On my way out, I stopped by the digital imaging photo services station to put in a request for photos for this article (well, actually, I didn't tell them it was for THIS article). Couldn't get photos. I found out the next day that the LA Times was denied photo passes because the Times is investigating the head of NARAS (National Academy of Recording Arts and Sciences) for misallocation of charity funds. Whoops.

I made my way out of the building and headed downtown to the NARAS party at the Bonaventure Hotel. It was surreal to see an empty downtown LA with nothing but stretch limos silently cruising up and down the dark streets. Looked like a movie set. I valeted my car and walked confidently up to the front of the entrance and flashed my press credentials.

"No press," I was told. What they meant was, no LA Times. Dejected and badly in need of a drink, I went around the building to another lobby where a bar had been set up. Bemoaning the fact that I had to actually pay for a drink, I struck up a conversation with a handsome conga player with a party pass.
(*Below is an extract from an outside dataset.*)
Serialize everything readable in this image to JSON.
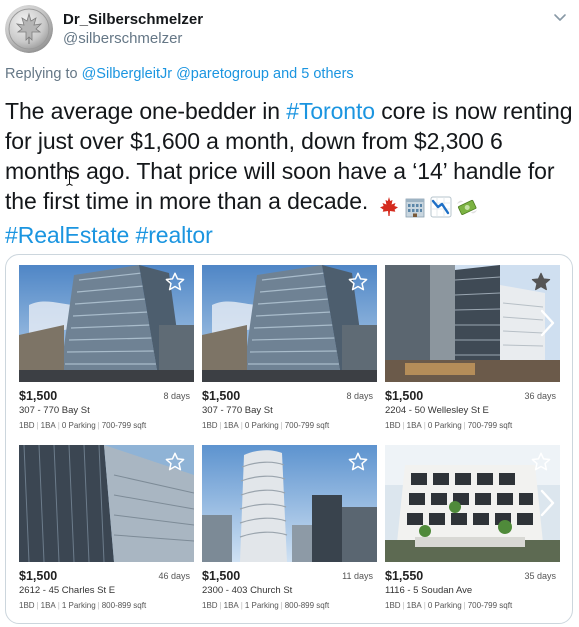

Turns out I had reviewed a band he was playing in once, so he went back into the party and got his friend's pass and came out and gave it to me. Voila! I was in.

Three floors were jammed with all the free food and booze a jaded journalist could want. Puente was playing on one floor, Dwight Yoakum on another, the Manhattan Transfer on another. I picked up my official Grammy goodie bag, which included hats, perfume, CD's, etc. It cracked me up to see the incredibly wealthy and beautifully gowned women grabbing up the bags as if a free sample of perfume was pure gold. I drank and ate until 3:00 am, and then accepted the invitation of a friend to stop at his condo on my way home for a nightcap.

While backing out of his parking garage, I crunched the right fender of my SAAB on a pole that somehow eluded my alcohol impaired vision. So that's why the stars use all those limos. I made the decision then and there that next year I'm taking a limo to the Grammys. And getting a better press pass.